Harley Frank is a member of the Kainai Nation in southern Alberta, Canada.
Frank has held a number of notable positions within the Kainai Nation's administration, including being elected chief, in 1992.

==Frank v. Bottle==
Frank was elected Chief of the Kainai Nation in 1992.
Although he was elected other members of the band council worked to get him removed from office.
The legal battle was heard in Canada's federal court, in Frank v. Bottle.
The court ruled in Frank's favor. But he decided to step aside.

The publication Wind Speaker noted:

While other laws, regulations and the government policy of respecting the inherent right of First Nations to govern themselves have made it more difficult for grassroots members to demand and receive access to council information and enforce accountability, the judge's decision in Frank v. Bottle states without question that band councils are federal boards that are subject to Canadian law. That allows recourse to grassroots members to appeal council decisions that are seen as arbitrary or unfair.

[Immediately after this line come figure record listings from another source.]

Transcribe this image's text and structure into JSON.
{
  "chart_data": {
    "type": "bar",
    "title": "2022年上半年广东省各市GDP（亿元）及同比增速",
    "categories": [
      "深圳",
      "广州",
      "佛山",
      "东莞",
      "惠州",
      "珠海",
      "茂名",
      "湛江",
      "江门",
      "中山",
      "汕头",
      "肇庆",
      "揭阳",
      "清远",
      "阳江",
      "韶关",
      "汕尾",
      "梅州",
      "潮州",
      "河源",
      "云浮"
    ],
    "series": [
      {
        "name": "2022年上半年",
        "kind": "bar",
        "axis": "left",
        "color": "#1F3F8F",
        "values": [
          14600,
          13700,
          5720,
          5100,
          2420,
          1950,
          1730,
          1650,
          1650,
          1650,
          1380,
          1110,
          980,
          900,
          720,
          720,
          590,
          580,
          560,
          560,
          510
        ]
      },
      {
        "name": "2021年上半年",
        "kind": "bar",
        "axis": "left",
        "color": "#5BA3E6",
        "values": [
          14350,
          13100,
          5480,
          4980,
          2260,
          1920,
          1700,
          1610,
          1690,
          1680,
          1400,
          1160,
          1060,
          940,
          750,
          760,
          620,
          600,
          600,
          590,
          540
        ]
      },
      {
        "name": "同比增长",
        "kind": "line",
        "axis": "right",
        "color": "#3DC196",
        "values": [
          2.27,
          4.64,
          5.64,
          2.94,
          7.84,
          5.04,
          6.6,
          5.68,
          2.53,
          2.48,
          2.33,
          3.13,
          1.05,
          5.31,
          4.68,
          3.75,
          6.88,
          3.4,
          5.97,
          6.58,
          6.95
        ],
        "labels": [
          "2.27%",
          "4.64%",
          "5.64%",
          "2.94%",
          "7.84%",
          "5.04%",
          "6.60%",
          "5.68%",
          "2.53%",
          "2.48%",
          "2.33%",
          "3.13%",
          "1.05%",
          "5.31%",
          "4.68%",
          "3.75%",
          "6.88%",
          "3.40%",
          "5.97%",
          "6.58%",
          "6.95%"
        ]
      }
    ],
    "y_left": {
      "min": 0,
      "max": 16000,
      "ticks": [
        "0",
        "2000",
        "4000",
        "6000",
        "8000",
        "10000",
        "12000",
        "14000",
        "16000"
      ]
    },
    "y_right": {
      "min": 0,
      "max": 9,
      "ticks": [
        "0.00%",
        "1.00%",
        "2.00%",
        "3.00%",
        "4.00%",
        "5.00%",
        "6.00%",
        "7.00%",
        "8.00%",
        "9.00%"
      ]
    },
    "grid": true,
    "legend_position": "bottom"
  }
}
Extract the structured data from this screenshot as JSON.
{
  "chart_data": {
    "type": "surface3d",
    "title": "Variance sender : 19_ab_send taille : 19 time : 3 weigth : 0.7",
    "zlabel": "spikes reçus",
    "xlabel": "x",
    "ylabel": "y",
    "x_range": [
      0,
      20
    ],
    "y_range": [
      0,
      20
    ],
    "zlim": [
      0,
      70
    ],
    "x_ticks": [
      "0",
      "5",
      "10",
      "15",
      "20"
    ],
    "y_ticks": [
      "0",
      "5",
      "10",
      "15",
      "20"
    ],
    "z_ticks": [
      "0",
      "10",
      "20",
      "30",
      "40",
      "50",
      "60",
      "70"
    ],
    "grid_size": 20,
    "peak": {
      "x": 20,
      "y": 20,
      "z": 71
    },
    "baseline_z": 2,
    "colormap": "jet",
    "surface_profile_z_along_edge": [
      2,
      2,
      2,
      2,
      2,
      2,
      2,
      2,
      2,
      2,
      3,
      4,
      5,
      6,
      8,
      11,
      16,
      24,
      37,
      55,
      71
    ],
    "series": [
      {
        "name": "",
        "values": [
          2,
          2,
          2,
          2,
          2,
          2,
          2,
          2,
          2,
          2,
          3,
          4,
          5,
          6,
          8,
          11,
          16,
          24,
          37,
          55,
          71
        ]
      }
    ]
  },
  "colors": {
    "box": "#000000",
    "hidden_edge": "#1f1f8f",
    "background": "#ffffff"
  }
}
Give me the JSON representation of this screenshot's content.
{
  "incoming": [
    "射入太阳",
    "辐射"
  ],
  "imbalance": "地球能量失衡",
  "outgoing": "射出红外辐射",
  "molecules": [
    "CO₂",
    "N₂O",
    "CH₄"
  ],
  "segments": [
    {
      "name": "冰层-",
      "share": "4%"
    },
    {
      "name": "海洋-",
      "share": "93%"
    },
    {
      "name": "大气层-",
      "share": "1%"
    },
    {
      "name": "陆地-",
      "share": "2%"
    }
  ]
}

==September 15, 1999 conviction==

On September 26, 1996, Frank shipped half a truckload of barley, that had been grown on his reserve, in a native owned truck, to a buyer in the nearby Blackfoot Reservation in Montana.
Frank was charged with exporting grain without a valid export license.
Frank was convicted, and received an absolute discharge, on September 15, 1999.
Garry Brietkreuz, a Canadian Member of Parliament, contrasting Frank's discharge with the sentences other farmers received, noted:

However, Frank was given an absolute discharge because Justice Stevens-Guille didn’t think he was selling the grain to make a profit, but was doing it to challenge the current law.

==Frank's 2005 run for chief==

Frank ran for chief again, in 2005. Frank was not elected chief, but as one of the runners-up with the most votes, he won a seat on the Band Council.

Frank appeared before the Standing Senate Committee on Aboriginal Peoples on October 27, 2005.

==Founding member of the Blood Band chapter of the Council of Canadians==

In 2015 Frank joined with other band members in calling for band councilors to be more transparent about their expenses.